Yüksekdağ, kadınların HDP ile eşit temsiliyet yolunda radikal bir adım atıldığını ifade ederek, "Bu erkek egemen zihniyete eşitliği dayattı ve kabul ettirdi. Bu zemini çürütmeye çalışıyorlar ama bunu on yıllarca verilen mücadele ile bu mevzileri kazandık. Biz kadınlar yaşamın her alanında kazandığımız her hakkı birilerinin lütfü ile değil, dişimiz ve tırnağımızla kazandık. Bu kritik kavşak sürecinde kadınların iradesinin tasfiye edilmesine izin vermeyeceğiz. Bizler, sokakta evinde işinde katledilen kadınların hesap sorma gücüyüz. Kadınların iradesi ve temsiliyetiyiz. Emeği görülmeyen, iş yerinde fabrikada eşit ücret alamayan işçi ve emekçi kadınların hakkıyız, emeğiz. Bizler geleceğe yürüyen genç kadınların geleceğe yürüme iradesi ve kararlılığıyız. Bizler konuşturulmayan, susturulmaya çalışılan kadınların sözüyüz. Her koşulda kadının söylenmesi engellenen sözü olacağız" diye konuştu.

'BU DARBEYİ AL AŞAĞI EDECEĞİZ'

Yine dokunulmazlıkların görüşüldüğü Anayasa Komisyonu'da, HDP'ye dönük saldırıları anımsatan Yüksekdağ, orada AKP'li vekillerin sarf ettikleri 'konuşma, vururum' tehditleriyle içlerindekini dışa vurduğunu da ifade etti. Yüksekdağ, AKP'lilerin bu söylemlerine "Bizler konuştuk ve konuşmaya devam edeceğiz. Yemin olsun ki eğer konuşmazsak vurun bizi.Bu darbeyi alaşağı etmezsek sizler bizden hesap sorun. Kadına dönük darbeye yılların verdiği mücadele ile direneceğiz. Bu darbe kadın iradesine dönük bir darbedir. Ama bizler kadın iradesine karşı başlatılan bu darbeye karşı yaşamın her alanında direneceğiz" sözleriyle karşılık verdi.
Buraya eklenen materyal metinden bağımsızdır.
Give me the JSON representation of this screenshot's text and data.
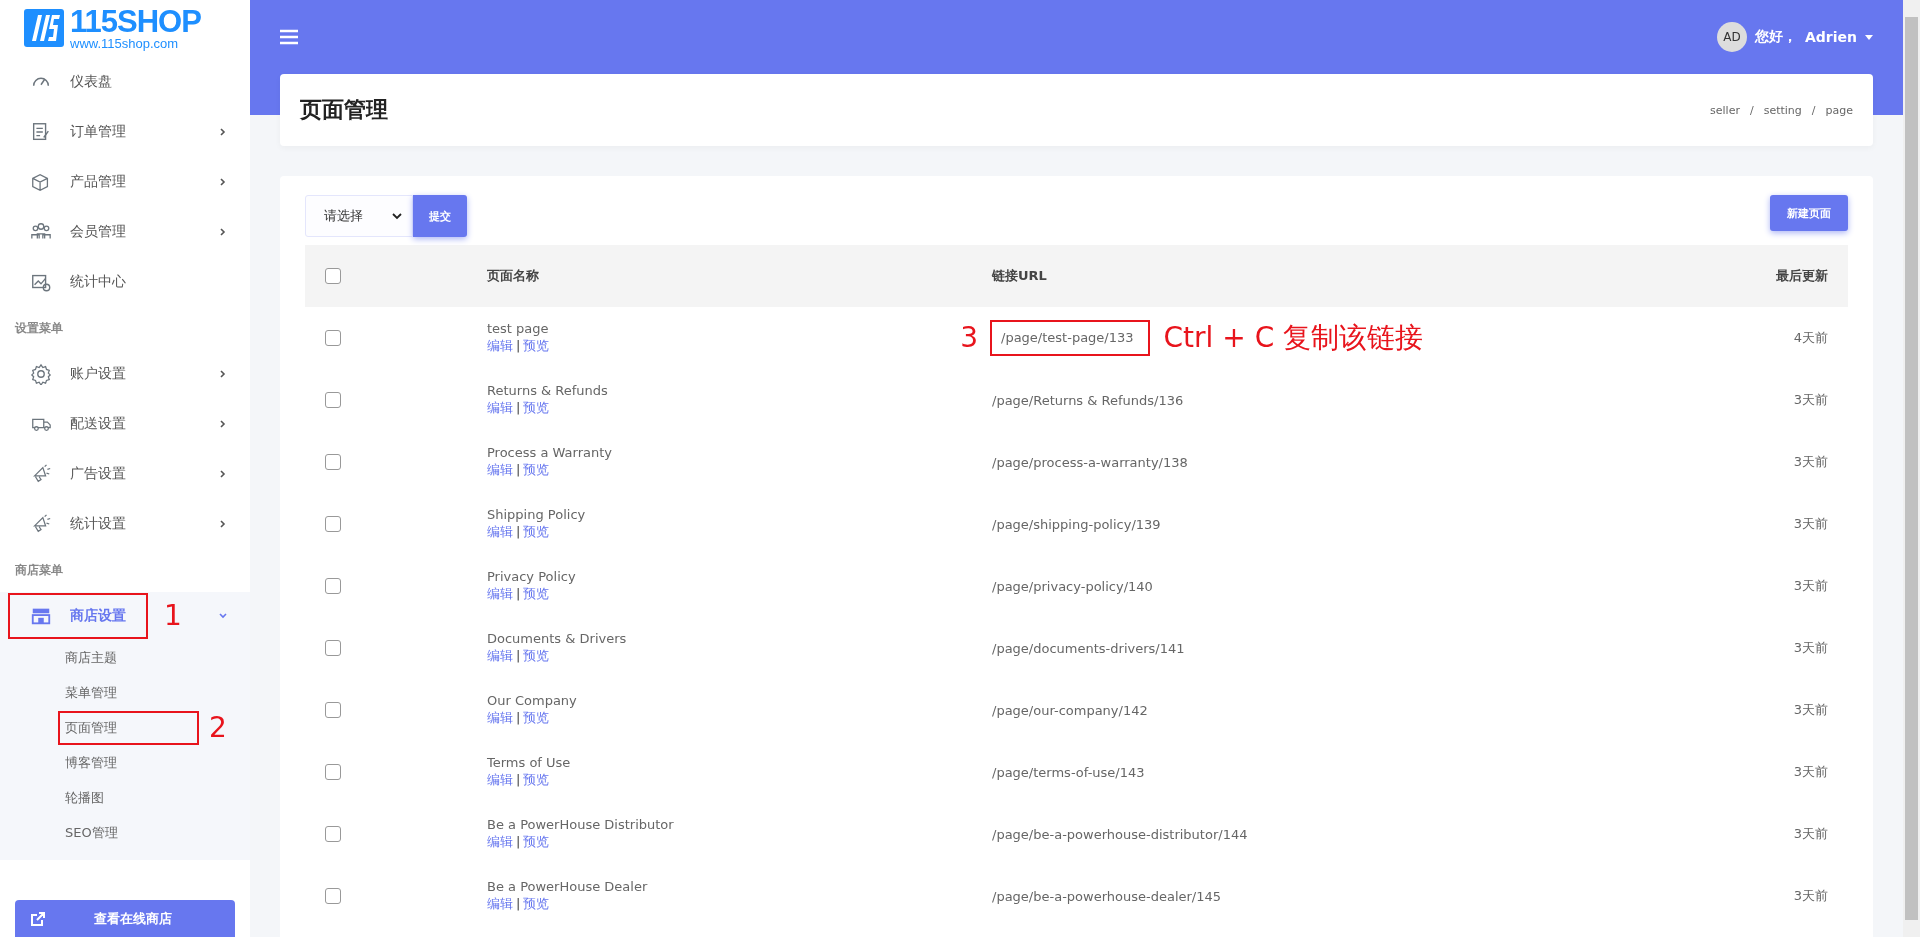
{
  "logo": {
    "title": "115SHOP",
    "url": "www.115shop.com"
  },
  "sidebar": {
    "groups": [
      {
        "items": [
          {
            "label": "仪表盘",
            "expandable": false,
            "selected": false
          },
          {
            "label": "订单管理",
            "expandable": true,
            "expanded": false,
            "selected": false
          },
          {
            "label": "产品管理",
            "expandable": true,
            "expanded": false,
            "selected": false
          },
          {
            "label": "会员管理",
            "expandable": true,
            "expanded": false,
            "selected": false
          },
          {
            "label": "统计中心",
            "expandable": false,
            "selected": false
          }
        ]
      },
      {
        "heading": "设置菜单",
        "items": [
          {
            "label": "账户设置",
            "expandable": true,
            "expanded": false,
            "selected": false
          },
          {
            "label": "配送设置",
            "expandable": true,
            "expanded": false,
            "selected": false
          },
          {
            "label": "广告设置",
            "expandable": true,
            "expanded": false,
            "selected": false
          },
          {
            "label": "统计设置",
            "expandable": true,
            "expanded": false,
            "selected": false
          }
        ]
      },
      {
        "heading": "商店菜单",
        "items": [
          {
            "label": "商店设置",
            "expandable": true,
            "expanded": true,
            "selected": true,
            "callout": "1",
            "children": [
              {
                "label": "商店主题"
              },
              {
                "label": "菜单管理"
              },
              {
                "label": "页面管理",
                "callout": "2"
              },
              {
                "label": "博客管理"
              },
              {
                "label": "轮播图"
              },
              {
                "label": "SEO管理"
              }
            ]
          }
        ]
      }
    ],
    "button": "查看在线商店"
  },
  "topbar": {
    "avatar": "AD",
    "greeting": "您好，",
    "user": "Adrien"
  },
  "header": {
    "title": "页面管理",
    "breadcrumb": [
      "seller",
      "/",
      "setting",
      "/",
      "page"
    ]
  },
  "toolbar": {
    "select_placeholder": "请选择",
    "submit": "提交",
    "new_button": "新建页面"
  },
  "table": {
    "columns": [
      "页面名称",
      "链接URL",
      "最后更新"
    ],
    "all_checked": false,
    "rows": [
      {
        "checked": false,
        "name": "test page",
        "edit": "编辑",
        "separator": "|",
        "preview": "预览",
        "url": "/page/test-page/133",
        "updated": "4天前",
        "callout": "3",
        "callout_note": "Ctrl + C 复制该链接"
      },
      {
        "checked": false,
        "name": "Returns & Refunds",
        "edit": "编辑",
        "separator": "|",
        "preview": "预览",
        "url": "/page/Returns & Refunds/136",
        "updated": "3天前"
      },
      {
        "checked": false,
        "name": "Process a Warranty",
        "edit": "编辑",
        "separator": "|",
        "preview": "预览",
        "url": "/page/process-a-warranty/138",
        "updated": "3天前"
      },
      {
        "checked": false,
        "name": "Shipping Policy",
        "edit": "编辑",
        "separator": "|",
        "preview": "预览",
        "url": "/page/shipping-policy/139",
        "updated": "3天前"
      },
      {
        "checked": false,
        "name": "Privacy Policy",
        "edit": "编辑",
        "separator": "|",
        "preview": "预览",
        "url": "/page/privacy-policy/140",
        "updated": "3天前"
      },
      {
        "checked": false,
        "name": "Documents & Drivers",
        "edit": "编辑",
        "separator": "|",
        "preview": "预览",
        "url": "/page/documents-drivers/141",
        "updated": "3天前"
      },
      {
        "checked": false,
        "name": "Our Company",
        "edit": "编辑",
        "separator": "|",
        "preview": "预览",
        "url": "/page/our-company/142",
        "updated": "3天前"
      },
      {
        "checked": false,
        "name": "Terms of Use",
        "edit": "编辑",
        "separator": "|",
        "preview": "预览",
        "url": "/page/terms-of-use/143",
        "updated": "3天前"
      },
      {
        "checked": false,
        "name": "Be a PowerHouse Distributor",
        "edit": "编辑",
        "separator": "|",
        "preview": "预览",
        "url": "/page/be-a-powerhouse-distributor/144",
        "updated": "3天前"
      },
      {
        "checked": false,
        "name": "Be a PowerHouse Dealer",
        "edit": "编辑",
        "separator": "|",
        "preview": "预览",
        "url": "/page/be-a-powerhouse-dealer/145",
        "updated": "3天前"
      }
    ]
  }
}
Yüksekdağ, Şirnex'de (Şırnak) HDP'li vekiller Leyla Birlik ve Aycan İrmez'in evlerine yapılan polis baskınlarına da tepki gösterdi. Yüksekdağ, bu olay üzerinden dokunulmazlıklarının zaten hiçbir zaman olmadığını ifade etti.

KATLEDİLEN KAYINBİRADERİNİN CENAZESİNE KATILAN BİRLİK'E FEZLEKE

Leyla Birlik'in katledilen kayınbiraderinin cenazesine katıldığı gerekçesiyle hakkında fezleke hazırlandığını hatırlatan Yüksekdağ, "Bunlarda tutacağımız en ufak bir ahlaki değer göremiyoruz. Bir kadın milletvekili kayınbiraderinin cenazesine katıldığı için suçlanıyor. Hacı Lokman Birlik, hani katledildikten sonra cenazesi panzerin arkasında sürüklenen, ölümü resmedilen Birlik'ten söz ediyoruz. Bu suçu işleyenleri güvence altına alanlar, onun cenazesine katıldı diye yengesine dava açıyor ve Meclis'ten atılması için fezleke hazırlıyor. Bu zulmünüz batacak. Böyle bir ahlaksızlığa boyun eğmeyeceğiz" diye konuştu.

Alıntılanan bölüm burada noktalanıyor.